Numerical Simulation On Selective Laser Sintering Process Of Polymer Powder

Selective Laser Sintering (SLS) is a kind of rapid prototyping manufacturing technology, which sinter solid powder together to directly form the 3D component with laser thermal resource and with the separate layer manufacture thinking. It has bright future. In this paper ANSYS software have been used and its special APDL tool also have been employed to program so that the temperature and stress distribution of polymer powder SLS have been analyzed.First, the characters of powder SLS forming have been analyzed: transfer of thermal resource, instantaneity of heating, centrality of heating district, big gradient, change of physical property from powder to solid, and influence of sintering history on performance. The influences of material and processing parameters on forming have been summarized and the effective film coefficient also has been discussed.Second, the load and movement of laser thermal resource, which energy distribution is Gauss one, have been realized by compile APDL program.

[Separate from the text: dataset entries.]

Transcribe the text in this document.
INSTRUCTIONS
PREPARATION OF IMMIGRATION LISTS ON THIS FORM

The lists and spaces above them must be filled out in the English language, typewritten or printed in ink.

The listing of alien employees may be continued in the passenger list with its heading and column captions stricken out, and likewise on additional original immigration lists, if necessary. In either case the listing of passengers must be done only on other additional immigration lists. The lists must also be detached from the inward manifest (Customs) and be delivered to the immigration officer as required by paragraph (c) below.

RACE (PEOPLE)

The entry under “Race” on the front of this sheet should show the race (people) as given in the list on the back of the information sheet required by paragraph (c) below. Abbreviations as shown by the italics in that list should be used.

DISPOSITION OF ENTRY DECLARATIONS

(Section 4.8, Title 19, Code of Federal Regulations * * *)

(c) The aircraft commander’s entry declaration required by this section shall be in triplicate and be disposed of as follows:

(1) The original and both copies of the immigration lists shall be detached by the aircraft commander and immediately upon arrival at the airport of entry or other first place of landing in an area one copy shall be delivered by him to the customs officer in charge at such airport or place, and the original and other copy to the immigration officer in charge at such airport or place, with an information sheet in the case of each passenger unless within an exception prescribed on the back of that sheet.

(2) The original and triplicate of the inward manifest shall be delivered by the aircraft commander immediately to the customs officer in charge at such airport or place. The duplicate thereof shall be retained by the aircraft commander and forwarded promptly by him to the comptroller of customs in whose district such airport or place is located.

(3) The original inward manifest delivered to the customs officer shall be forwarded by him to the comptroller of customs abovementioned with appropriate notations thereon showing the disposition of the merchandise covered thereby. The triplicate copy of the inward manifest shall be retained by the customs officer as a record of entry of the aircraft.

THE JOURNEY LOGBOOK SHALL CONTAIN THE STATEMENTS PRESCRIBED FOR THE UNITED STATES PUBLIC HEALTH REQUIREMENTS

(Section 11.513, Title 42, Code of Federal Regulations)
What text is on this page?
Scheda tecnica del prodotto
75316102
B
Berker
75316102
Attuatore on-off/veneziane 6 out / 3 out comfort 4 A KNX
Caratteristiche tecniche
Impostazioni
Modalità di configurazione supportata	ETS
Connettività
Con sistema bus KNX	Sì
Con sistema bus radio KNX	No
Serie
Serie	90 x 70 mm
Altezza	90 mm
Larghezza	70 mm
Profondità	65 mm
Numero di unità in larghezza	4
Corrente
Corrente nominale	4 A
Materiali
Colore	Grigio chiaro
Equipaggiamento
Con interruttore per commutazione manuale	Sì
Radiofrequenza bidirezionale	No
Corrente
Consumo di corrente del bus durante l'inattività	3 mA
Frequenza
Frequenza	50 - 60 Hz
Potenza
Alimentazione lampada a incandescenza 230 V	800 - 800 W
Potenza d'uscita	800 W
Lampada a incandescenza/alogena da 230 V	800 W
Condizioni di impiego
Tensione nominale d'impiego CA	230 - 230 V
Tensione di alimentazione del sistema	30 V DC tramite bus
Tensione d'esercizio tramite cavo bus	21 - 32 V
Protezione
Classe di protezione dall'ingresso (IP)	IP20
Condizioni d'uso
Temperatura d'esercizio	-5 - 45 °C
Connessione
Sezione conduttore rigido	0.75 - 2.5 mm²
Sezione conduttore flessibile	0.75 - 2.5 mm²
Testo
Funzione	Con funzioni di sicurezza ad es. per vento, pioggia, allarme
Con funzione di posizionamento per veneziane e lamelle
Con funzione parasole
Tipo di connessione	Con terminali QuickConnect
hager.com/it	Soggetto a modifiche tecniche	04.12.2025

The dynamic temperature distribution has been simulated. The one layer sintering has two methods, same direction way and S-shaped way. The peak value of temperature of S-shaped way sintering is higher than the one of same direction way. Toward one certain node, it only has got one peak temperature when the node positioned at center of sintering path; if the node is between the two sintering path it will has two peak temperatures. And the time interval depends on the sintering method and the length of sintering path. Temperature distribution of given paths at different time have been analyzed and their way of changing and character was decided by moving thermal resource.At last, elementary simulation and analysis of the stress distribution of sintering and deformation have been committed. The moving laser thermal resource, which energy distribution is Gauss one, made the non-uniform temperature distribution. So the shrinkage and expansion are non-uniform and thermal stress is produced which induced final deformation and warp of component.